Voters will decide on $41 million in loans

Ballot to have amendment to make city, presidential elections coincide

October 21, 1999|By Ivan Penn | Ivan Penn,SUN STAFF

Along with decisions about who will run Baltimore's government, voters on Nov. 2 will have a dozen ballot questions that include $41 million in loans for the city and a charter amendment that would give the next mayor a one-time five-year term.

Mayor Kurt L. Schmoke is pushing the $41 million in loans with a pamphlet detailing the projects the money will fund. They include $13 million for neighborhood redevelopment and financing, $12 million for school improvements, $8 million for commercial development and several smaller loans.

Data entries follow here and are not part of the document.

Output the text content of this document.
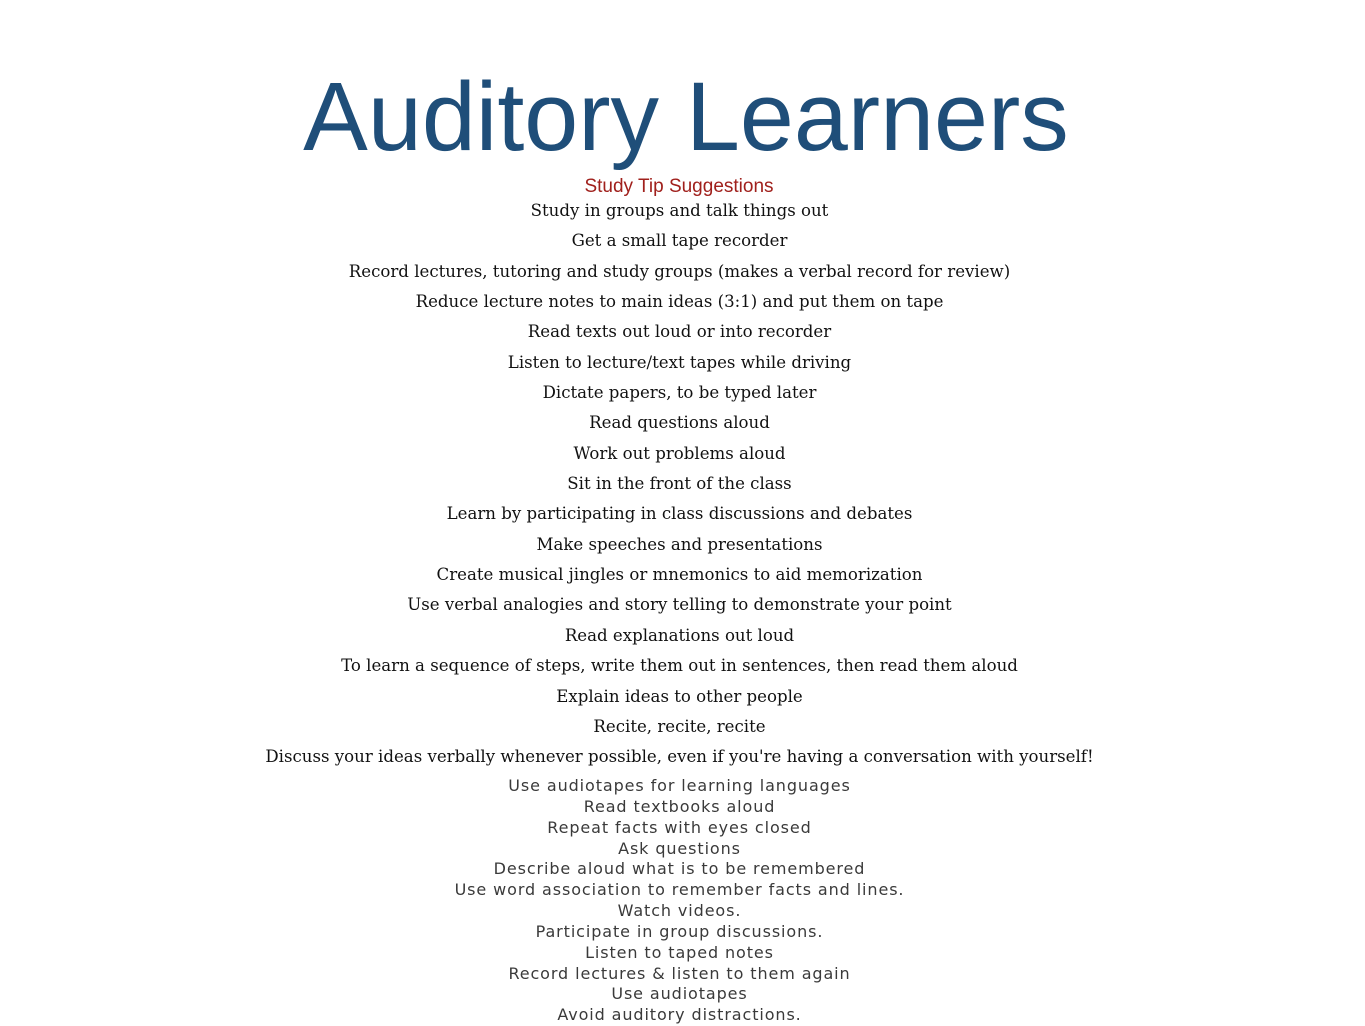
Auditory Learners
Study Tip Suggestions
Study in groups and talk things out
Get a small tape recorder
Record lectures, tutoring and study groups (makes a verbal record for review)
Reduce lecture notes to main ideas (3:1) and put them on tape
Read texts out loud or into recorder
Listen to lecture/text tapes while driving
Dictate papers, to be typed later
Read questions aloud
Work out problems aloud
Sit in the front of the class
Learn by participating in class discussions and debates
Make speeches and presentations
Create musical jingles or mnemonics to aid memorization
Use verbal analogies and story telling to demonstrate your point
Read explanations out loud
To learn a sequence of steps, write them out in sentences, then read them aloud
Explain ideas to other people
Recite, recite, recite
Discuss your ideas verbally whenever possible, even if you're having a conversation with yourself!
Use audiotapes for learning languages
Read textbooks aloud
Repeat facts with eyes closed
Ask questions
Describe aloud what is to be remembered
Use word association to remember facts and lines.
Watch videos.
Participate in group discussions.
Listen to taped notes
Record lectures & listen to them again
Use audiotapes
Avoid auditory distractions.
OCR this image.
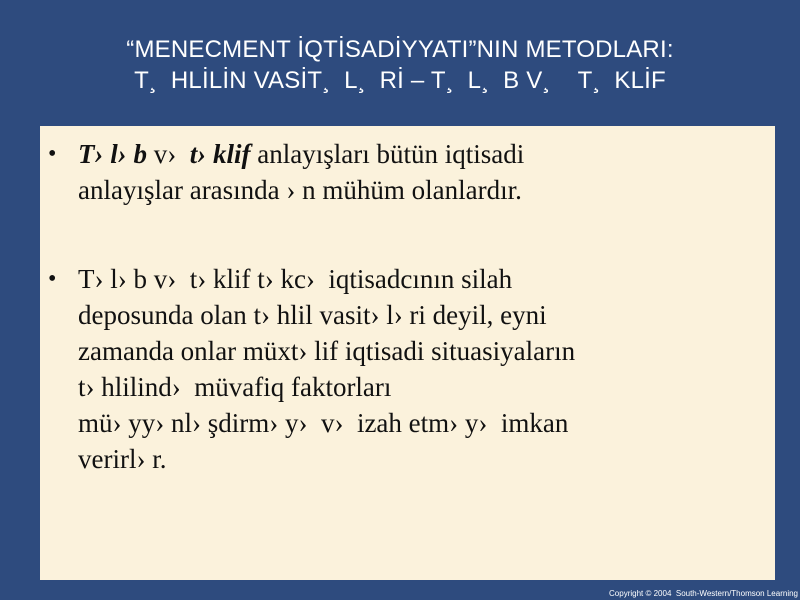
“MENECMENT İQTİSADİYYATI”NIN METODLARI:
T¸  HLİLİN VASİT¸  L¸  Rİ – T¸  L¸  B V¸    T¸  KLİF
• T› l› b v›  t› klif anlayışları bütün iqtisadi
anlayışlar arasında › n mühüm olanlardır.
• T› l› b v›  t› klif t› kc›  iqtisadcının silah
deposunda olan t› hlil vasit› l› ri deyil, eyni
zamanda onlar müxt› lif iqtisadi situasiyaların
t› hlilind›  müvafiq faktorları
mü› yy› nl› şdirm› y›  v›  izah etm› y›  imkan
verirl› r.
Copyright © 2004  South-Western/Thomson Learning
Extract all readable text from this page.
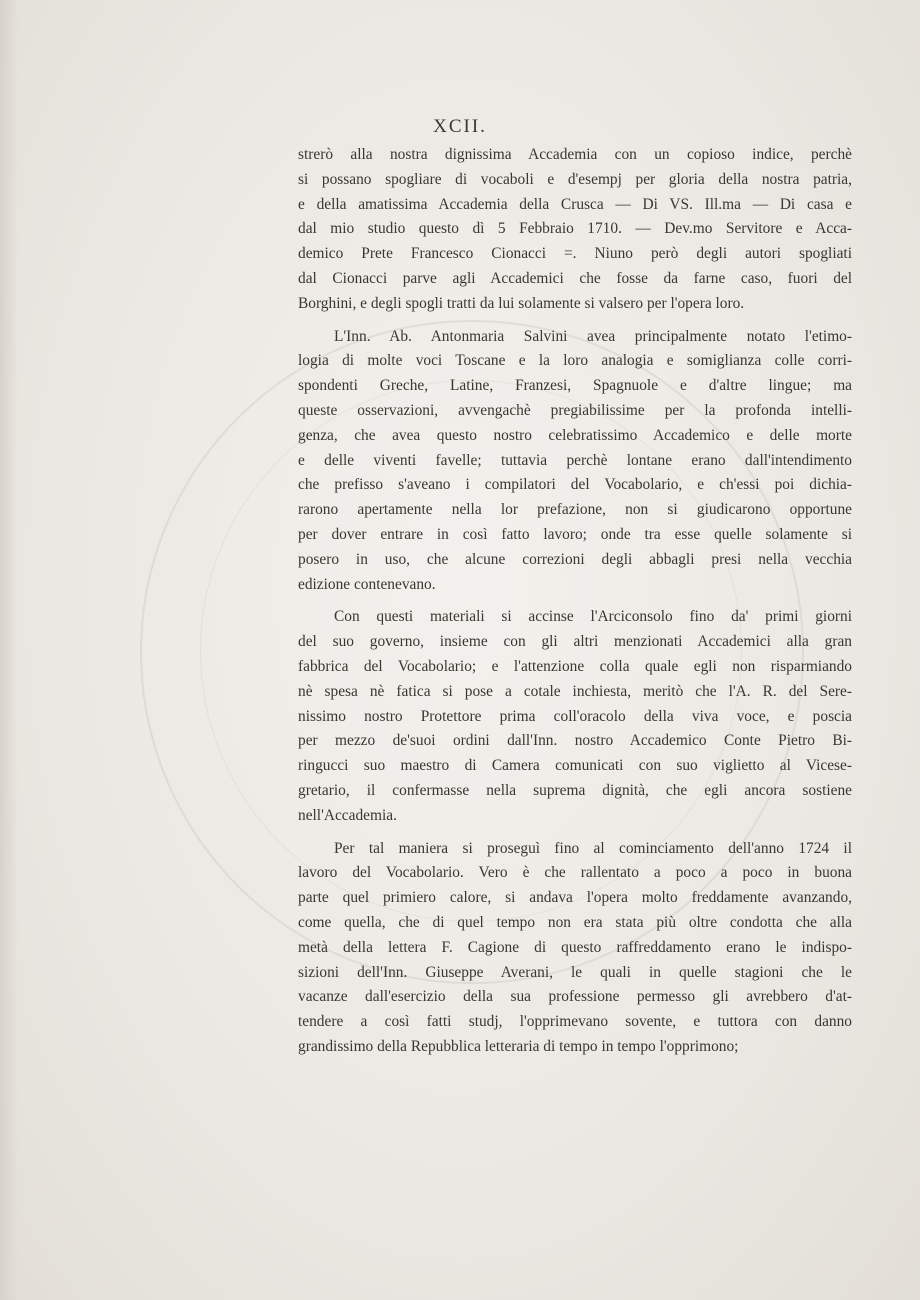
XCII.
strerò alla nostra dignissima Accademia con un copioso indice, perchè
si possano spogliare di vocaboli e d'esempj per gloria della nostra patria,
e della amatissima Accademia della Crusca — Di VS. Ill.ma — Di casa e
dal mio studio questo dì 5 Febbraio 1710. — Dev.mo Servitore e Acca-
demico Prete Francesco Cionacci =. Niuno però degli autori spogliati
dal Cionacci parve agli Accademici che fosse da farne caso, fuori del
Borghini, e degli spogli tratti da lui solamente si valsero per l'opera loro.
L'Inn. Ab. Antonmaria Salvini avea principalmente notato l'etimo-
logia di molte voci Toscane e la loro analogia e somiglianza colle corri-
spondenti Greche, Latine, Franzesi, Spagnuole e d'altre lingue; ma
queste osservazioni, avvengachè pregiabilissime per la profonda intelli-
genza, che avea questo nostro celebratissimo Accademico e delle morte
e delle viventi favelle; tuttavia perchè lontane erano dall'intendimento
che prefisso s'aveano i compilatori del Vocabolario, e ch'essi poi dichia-
rarono apertamente nella lor prefazione, non si giudicarono opportune
per dover entrare in così fatto lavoro; onde tra esse quelle solamente si
posero in uso, che alcune correzioni degli abbagli presi nella vecchia
edizione contenevano.
Con questi materiali si accinse l'Arciconsolo fino da' primi giorni
del suo governo, insieme con gli altri menzionati Accademici alla gran
fabbrica del Vocabolario; e l'attenzione colla quale egli non risparmiando
nè spesa nè fatica si pose a cotale inchiesta, meritò che l'A. R. del Sere-
nissimo nostro Protettore prima coll'oracolo della viva voce, e poscia
per mezzo de'suoi ordini dall'Inn. nostro Accademico Conte Pietro Bi-
ringucci suo maestro di Camera comunicati con suo viglietto al Vicese-
gretario, il confermasse nella suprema dignità, che egli ancora sostiene
nell'Accademia.
Per tal maniera si proseguì fino al cominciamento dell'anno 1724 il
lavoro del Vocabolario. Vero è che rallentato a poco a poco in buona
parte quel primiero calore, si andava l'opera molto freddamente avanzando,
come quella, che di quel tempo non era stata più oltre condotta che alla
metà della lettera F. Cagione di questo raffreddamento erano le indispo-
sizioni dell'Inn. Giuseppe Averani, le quali in quelle stagioni che le
vacanze dall'esercizio della sua professione permesso gli avrebbero d'at-
tendere a così fatti studj, l'opprimevano sovente, e tuttora con danno
grandissimo della Repubblica letteraria di tempo in tempo l'opprimono;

Although the city is facing a $153 million deficit over the next four years, Schmoke said the bonds should not jeopardize Baltimore's credit rating, which remains strong. He said he was asked to seek more loans for additional projects, but he did not want the city to become overburdened with debt.

"I'm real conservative on that matter," Schmoke said.

The city will hold a hearing on all 12 ballot questions at 5 p.m. Wednesday in the City Council chambers.

Schmoke's $41 million bond package is $9 million more than his last proposal during the 1995 election. City and state officials said the 11 bond questions do not appear to be unusual for the kinds of requests the city makes.

And there has been no vocal opposition to the bond questions, primarily because Schmoke has consistently maintained the city's "A" bond rating during his 12-year tenure. The ratings -- which are given by Moody's Investors Service, Fitch IBCA and Standard and Poor's Rating Group, all based in New York -- are important, because low ratings can add millions of dollars in interest costs to a city's bonds.

No `squeaky wheels'

"The city has been very good with its debt affordability and its fiscal management," said state Del. Howard P. Rawlings, chairman of the House Appropriations Committee. "With bond questions, you always look for the squeaky wheel, and I don't hear any squeaky wheels" opposing any of the bonds.

The last ballot question asks voters for a charter change that would move the city elections to coincide with the presidential election. The presidential election is held the year after Baltimore's municipal elections.

If approved, the proposed charter amendment would change the next city election from 2003 to 2004, giving the mayor and other city elected officials an extra year in office.

City Councilman Robert Curran proposed the change to save the city as much as $4 million in election costs. Baltimore has three separate elections -- the state election in even-numbered years between presidential elections, such as 1998, followed by the city elections in the odd year after the state contest and the presidential election in the even year after the municipal race.

The charter change would reduce the number of elections from three to two, saving expenses on closing schools so they can become polling locations, hiring poll workers and giving overtime to police officers, who perform several duties, including bringing election ballot results to the Board of Elections Supervisors. It also could increase voter turnout because presidential elections draw as many as three times the number of voters as odd-year municipal elections.

"It's a painless cut," Curran said. "Nobody loses jobs. It just streamlines government."

Curran introduced the amendment in May 1997 at a City Council meeting, but the bill was defeated in December in an 8-6 council vote. Curran introduced the bill again in the spring after Maryland Senate President Thomas V. Mike Miller proposed state legislation during the last General Assembly session to hold city elections at the same time as state elections.

Some city lawmakers oppose having the city and state elections in the same year because it forces them to choose between running for a city or state office. Separate elections allow an elected city official to run in state elections without surrendering a city office. State officials also enjoy that advantage.

The legislation died, in part, because city officials viewed the proposal by Miller -- a Prince George's County senator -- as imposing on Baltimore's home rule.

Assembly action required

The only glitch in the charter change is that changing the election year would also require action by the General Assembly. Voters can change the general election, which is held in November of the election year, but only the General Assembly can change the primary election, which usually is held the September before the general election.

Schmoke said he believes the city does not need a separate election and supports the change.

"I would like to see the election coincide with the state, but I support the change proposed in this charter amendment," Schmoke said.

State lawmakers representing the city said that if voters approve the charter amendment, they would work to make the necessary changes to bring the primary election in line with the general election.